DER KICK (Andres Veiel, D 2006, 5.6., in Anwesenheit von Andres Veiel) Im brandenburgischen Dorf Potzlow wurde im Sommer 2002 der 16-jährige Marinus Schöberl von den Brüdern Marco und Marcel Schönfeld und deren Bekanntem Sebastian Fink grausam misshandelt und getötet. Nach monatelanger Recherche vor Ort entstand das Theaterstück Der Kick und der gleichnamige Dokumentarfilm – ein dichtes filmisches Protokoll mit zwei hauptsächlich monologisierenden Schauspielern in 18 Rollen: als Eltern und Kinder, als Täter und Angehörige des Opfers, als Bürgermeister, Pfarrer, Gutachter und Staatsanwalt. Ein Versuch, das Unfassbare darzustellen, das Nicht-Abbildbare einer monströsen Tat durch formale Askese zu betonen, die Strukturen hinter der Tat herauszuarbeiten. Eine vielstimmige Erzählung, die zugleich abstrahiert und vergegenwärtigt.
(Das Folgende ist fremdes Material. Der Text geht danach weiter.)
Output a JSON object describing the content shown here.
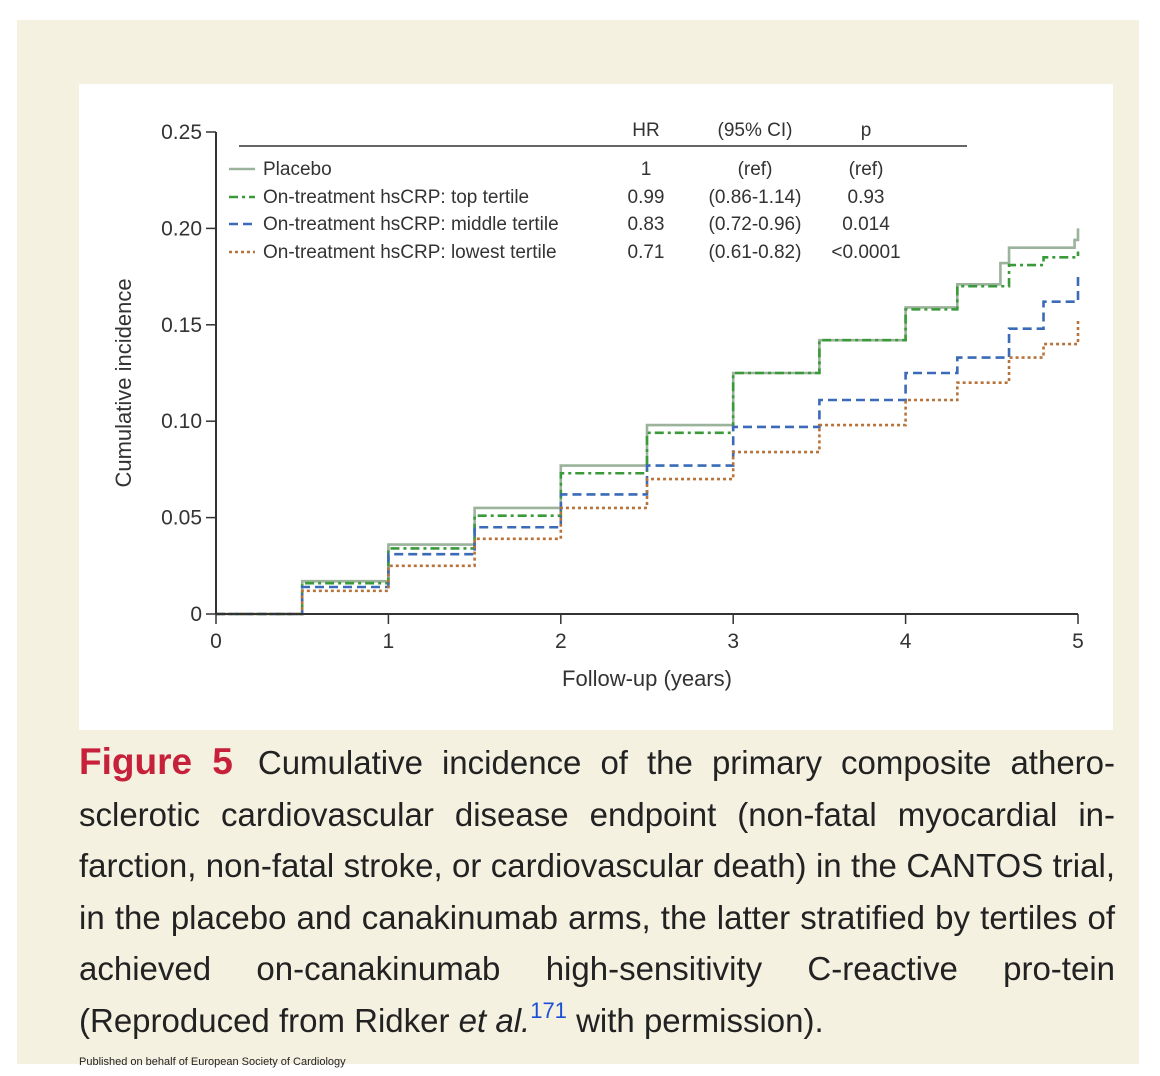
{
  "chart_data": {
    "type": "line",
    "xlabel": "Follow-up (years)",
    "ylabel": "Cumulative incidence",
    "xlim": [
      0,
      5
    ],
    "ylim": [
      0,
      0.25
    ],
    "x_ticks": [
      "0",
      "1",
      "2",
      "3",
      "4",
      "5"
    ],
    "y_ticks": [
      "0",
      "0.05",
      "0.10",
      "0.15",
      "0.20",
      "0.25"
    ],
    "grid": false,
    "legend_position": "top-left",
    "table_headers": {
      "hr": "HR",
      "ci": "(95% CI)",
      "p": "p"
    },
    "series": [
      {
        "name": "Placebo",
        "style": "solid",
        "color": "#9ab39a",
        "hr": "1",
        "ci": "(ref)",
        "p": "(ref)",
        "x": [
          0,
          0.5,
          1.0,
          1.5,
          2.0,
          2.5,
          3.0,
          3.5,
          4.0,
          4.3,
          4.55,
          4.6,
          4.7,
          4.8,
          4.95,
          4.98,
          5.0
        ],
        "y": [
          0,
          0.017,
          0.036,
          0.055,
          0.077,
          0.098,
          0.125,
          0.142,
          0.159,
          0.171,
          0.182,
          0.19,
          0.19,
          0.19,
          0.19,
          0.194,
          0.2
        ]
      },
      {
        "name": "On-treatment hsCRP: top tertile",
        "style": "dashdot",
        "color": "#3a9a3a",
        "hr": "0.99",
        "ci": "(0.86-1.14)",
        "p": "0.93",
        "x": [
          0,
          0.5,
          1.0,
          1.5,
          2.0,
          2.5,
          3.0,
          3.5,
          4.0,
          4.3,
          4.6,
          4.8,
          5.0
        ],
        "y": [
          0,
          0.016,
          0.034,
          0.051,
          0.073,
          0.094,
          0.125,
          0.142,
          0.158,
          0.17,
          0.181,
          0.185,
          0.188
        ]
      },
      {
        "name": "On-treatment hsCRP: middle tertile",
        "style": "dashed",
        "color": "#3a6ab8",
        "hr": "0.83",
        "ci": "(0.72-0.96)",
        "p": "0.014",
        "x": [
          0,
          0.5,
          1.0,
          1.5,
          2.0,
          2.5,
          3.0,
          3.5,
          4.0,
          4.3,
          4.6,
          4.8,
          5.0
        ],
        "y": [
          0,
          0.014,
          0.031,
          0.045,
          0.062,
          0.077,
          0.097,
          0.111,
          0.125,
          0.133,
          0.148,
          0.162,
          0.176
        ]
      },
      {
        "name": "On-treatment hsCRP: lowest tertile",
        "style": "dotted",
        "color": "#b8733a",
        "hr": "0.71",
        "ci": "(0.61-0.82)",
        "p": "<0.0001",
        "x": [
          0,
          0.5,
          1.0,
          1.5,
          2.0,
          2.5,
          3.0,
          3.5,
          4.0,
          4.3,
          4.6,
          4.8,
          5.0
        ],
        "y": [
          0,
          0.012,
          0.025,
          0.039,
          0.055,
          0.07,
          0.084,
          0.098,
          0.111,
          0.12,
          0.133,
          0.14,
          0.153
        ]
      }
    ]
  },
  "caption": {
    "label": "Figure 5",
    "text_before_ref": "Cumulative incidence of the primary composite athero-sclerotic cardiovascular disease endpoint (non-fatal myocardial in-farction, non-fatal stroke, or cardiovascular death) in the CANTOS trial, in the placebo and canakinumab arms, the latter stratified by tertiles of achieved on-canakinumab high-sensitivity C-reactive pro-tein (Reproduced from Ridker ",
    "et_al": "et al.",
    "ref_number": "171",
    "text_after_ref": " with permission)."
  },
  "footer": {
    "publisher": "Published on behalf of European Society of Cardiology"
  }
}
HAMBURGER LEKTIONEN (Romuald Karmakar, D 2006, 5.6., Einführung: Dominik Kamalzadeh) In einem Studio-Setting – neutraler Hintergrund, Hocker, Beistelltische und Scheinwerfer – liest der Schauspieler Manfred Zapatka einen Text, nüchtern, gleichmäßig, nur selten leicht die Stimme hebend. Er eignet sich die Worte nicht an, er spricht sie nur aus. Es handelt sich um zwei Predigten des Imams Mohammed Fazazi, die dieser im Januar 2001 in einer Hamburger Moschee gehalten hat. Erst die anti-illusionistische, ent-dramatisierte Versuchsanordnung des Films, sein spezifisches Dispositiv der Distanzierung, bewirken die Konzentration auf den Text und ermöglichen, dessen Binnenlogik, die rhetorischen Strategien der Koranauslegung und die Strukturen des zugrunde liegenden totalitären Denkmodells zu erschließen.
Eine Veranstaltung in Kooperation mit der Bundeszentrale für politische Bildung und dem Österreichischen Kulturforum Berlin.